# MathCS.org - Statistics

## 7.2 The Central Limit Theorem

In the previous section we first saw that we can use frequency distributions to compute probabilities of various events. Then we saw that we could use various normal distributions as a shortcut to compute those probabilities, which was very convenient. Using that technique we were able to compute all kinds of probabilities just based on the fact that we computed a sample mean and sample standard deviation, and then assumed, more or less, that the (unknown) distribution of the variable in question was normal, more or less, with the computed mean and standard deviation as the right parameters.

But this works if we assume the original distribution is (approximately) normal, so what we are hoping for is some mathematical justification that says, in effect, that most distributions - in some sense - are "normal". Such a theorem does indeed exist, and it is one of the corner-stones of statistics: the Central Limit Theorem. It has many practical and theoretical implications, such as it will provide us with a theoretical justification of using a normal distribution to compute certain probabilities.

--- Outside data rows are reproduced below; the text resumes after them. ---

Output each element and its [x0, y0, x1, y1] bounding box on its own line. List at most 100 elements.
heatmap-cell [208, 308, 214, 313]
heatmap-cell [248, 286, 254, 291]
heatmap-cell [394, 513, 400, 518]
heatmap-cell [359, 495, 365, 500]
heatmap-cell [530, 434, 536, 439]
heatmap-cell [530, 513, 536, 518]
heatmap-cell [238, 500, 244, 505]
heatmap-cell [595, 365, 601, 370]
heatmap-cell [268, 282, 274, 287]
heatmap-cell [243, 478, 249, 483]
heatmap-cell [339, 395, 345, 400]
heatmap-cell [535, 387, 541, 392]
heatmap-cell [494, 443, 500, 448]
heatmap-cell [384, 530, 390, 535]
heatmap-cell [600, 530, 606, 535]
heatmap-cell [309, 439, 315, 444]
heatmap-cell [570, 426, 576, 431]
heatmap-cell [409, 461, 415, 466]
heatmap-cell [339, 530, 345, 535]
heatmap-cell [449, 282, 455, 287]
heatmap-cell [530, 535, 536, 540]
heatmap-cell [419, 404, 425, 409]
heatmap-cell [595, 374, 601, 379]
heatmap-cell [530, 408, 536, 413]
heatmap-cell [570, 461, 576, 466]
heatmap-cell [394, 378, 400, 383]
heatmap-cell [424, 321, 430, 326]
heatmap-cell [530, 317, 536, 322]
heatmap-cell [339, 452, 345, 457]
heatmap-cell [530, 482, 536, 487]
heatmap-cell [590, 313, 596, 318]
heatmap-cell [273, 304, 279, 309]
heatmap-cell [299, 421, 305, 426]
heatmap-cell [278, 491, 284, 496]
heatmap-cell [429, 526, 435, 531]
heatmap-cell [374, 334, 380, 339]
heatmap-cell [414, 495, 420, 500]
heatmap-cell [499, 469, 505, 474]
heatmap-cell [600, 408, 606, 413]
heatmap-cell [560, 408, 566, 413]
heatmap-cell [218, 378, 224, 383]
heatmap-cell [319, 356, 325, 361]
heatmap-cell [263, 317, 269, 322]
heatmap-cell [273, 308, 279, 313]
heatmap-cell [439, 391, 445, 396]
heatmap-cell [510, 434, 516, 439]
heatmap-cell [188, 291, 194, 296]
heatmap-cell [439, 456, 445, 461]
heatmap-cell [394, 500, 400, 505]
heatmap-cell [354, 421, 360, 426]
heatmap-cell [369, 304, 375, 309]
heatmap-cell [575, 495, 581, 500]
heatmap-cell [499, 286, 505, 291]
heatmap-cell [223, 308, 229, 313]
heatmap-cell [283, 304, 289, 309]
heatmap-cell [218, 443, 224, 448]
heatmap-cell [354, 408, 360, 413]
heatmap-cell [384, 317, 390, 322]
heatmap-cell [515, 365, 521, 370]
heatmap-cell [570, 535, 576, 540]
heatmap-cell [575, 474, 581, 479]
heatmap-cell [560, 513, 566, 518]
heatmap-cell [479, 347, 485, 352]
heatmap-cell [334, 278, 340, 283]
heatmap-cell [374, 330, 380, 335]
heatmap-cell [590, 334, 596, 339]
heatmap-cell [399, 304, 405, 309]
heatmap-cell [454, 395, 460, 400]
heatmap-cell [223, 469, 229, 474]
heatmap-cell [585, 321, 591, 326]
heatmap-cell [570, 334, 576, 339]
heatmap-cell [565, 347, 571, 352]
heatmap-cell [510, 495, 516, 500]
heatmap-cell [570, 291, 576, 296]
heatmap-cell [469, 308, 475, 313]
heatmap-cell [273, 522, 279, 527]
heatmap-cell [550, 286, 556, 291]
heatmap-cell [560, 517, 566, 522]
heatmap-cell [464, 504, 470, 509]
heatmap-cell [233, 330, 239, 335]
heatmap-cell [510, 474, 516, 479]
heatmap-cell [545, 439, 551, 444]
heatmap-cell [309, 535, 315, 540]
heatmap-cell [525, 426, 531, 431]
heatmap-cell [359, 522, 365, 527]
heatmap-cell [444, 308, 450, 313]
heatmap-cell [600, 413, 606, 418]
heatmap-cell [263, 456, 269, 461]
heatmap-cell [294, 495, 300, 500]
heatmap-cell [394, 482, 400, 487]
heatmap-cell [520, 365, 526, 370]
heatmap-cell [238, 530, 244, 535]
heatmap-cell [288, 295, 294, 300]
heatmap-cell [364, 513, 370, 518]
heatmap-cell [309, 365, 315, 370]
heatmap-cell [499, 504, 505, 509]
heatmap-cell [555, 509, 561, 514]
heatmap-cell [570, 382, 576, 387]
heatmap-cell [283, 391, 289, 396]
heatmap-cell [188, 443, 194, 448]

In this course we will simply state the theorem without any proof. In more advanced courses we would provide a justification and/or mathematical proof of the theorem, but for our current purposes it will be enough to understand the theorem and to apply it in subsequent chapters. If we want to talk colloquially, we have actually already seen the Central Limit Theorem - in the previous chapter we noted: most histograms are (more or less) bell-shaped, which is in fact one way to state the Central Limit Theorem:

Central Limit Theorem, colloquial version 1

Most histograms (frequency distributions) are normal

To state this theorem precisely, we need to specify, among other things, exactly which normal distribution we are talking about, and under what circumstances we are considering samples.

Central Limit Theorem for Means

Suppose x is a variable for a population whose distribution has a mean m and standard deviation s, but whose shape is unknown. Suppose further we repeatedly select random samples of size N from that population and compute the sample mean each time we do this. Finally, we plot the distribution (histogram) of all these sample means.

Then the conclusion is that the distribution of all sample means is a normal distribution (bell shaped) with mean m (the original mean) and standard deviation s / sqrt(N)

This theorem is perhaps somewhat hard to understand, so here is a more colloquial restatement of the theorm.

Central Limit Theorem, colloquial version 2

No matter what shape a distribution for a population has, the distribution of means computed for samples of size N is bell shaped (normal). Moreover, if we know the mean and standard deviation of the original distribution, the mean for the sample means will be the same as the original one, while the new standard deviation will be the original one divided by the square root of N (the sample size).

The importance of this theorem is that it allows us to start with an arbitrary distribution, yet use the normal distribution with appropriate mean and standard deviation, to perform various computations. Since Excel contains the NORMDIST function, we can therefore compute probabilities for many distributions, regardless of whether they are normally distributed or not.

For the record, there is an additional Central Limit Theorem for taking sums of samples, but we will not need that in our discussions.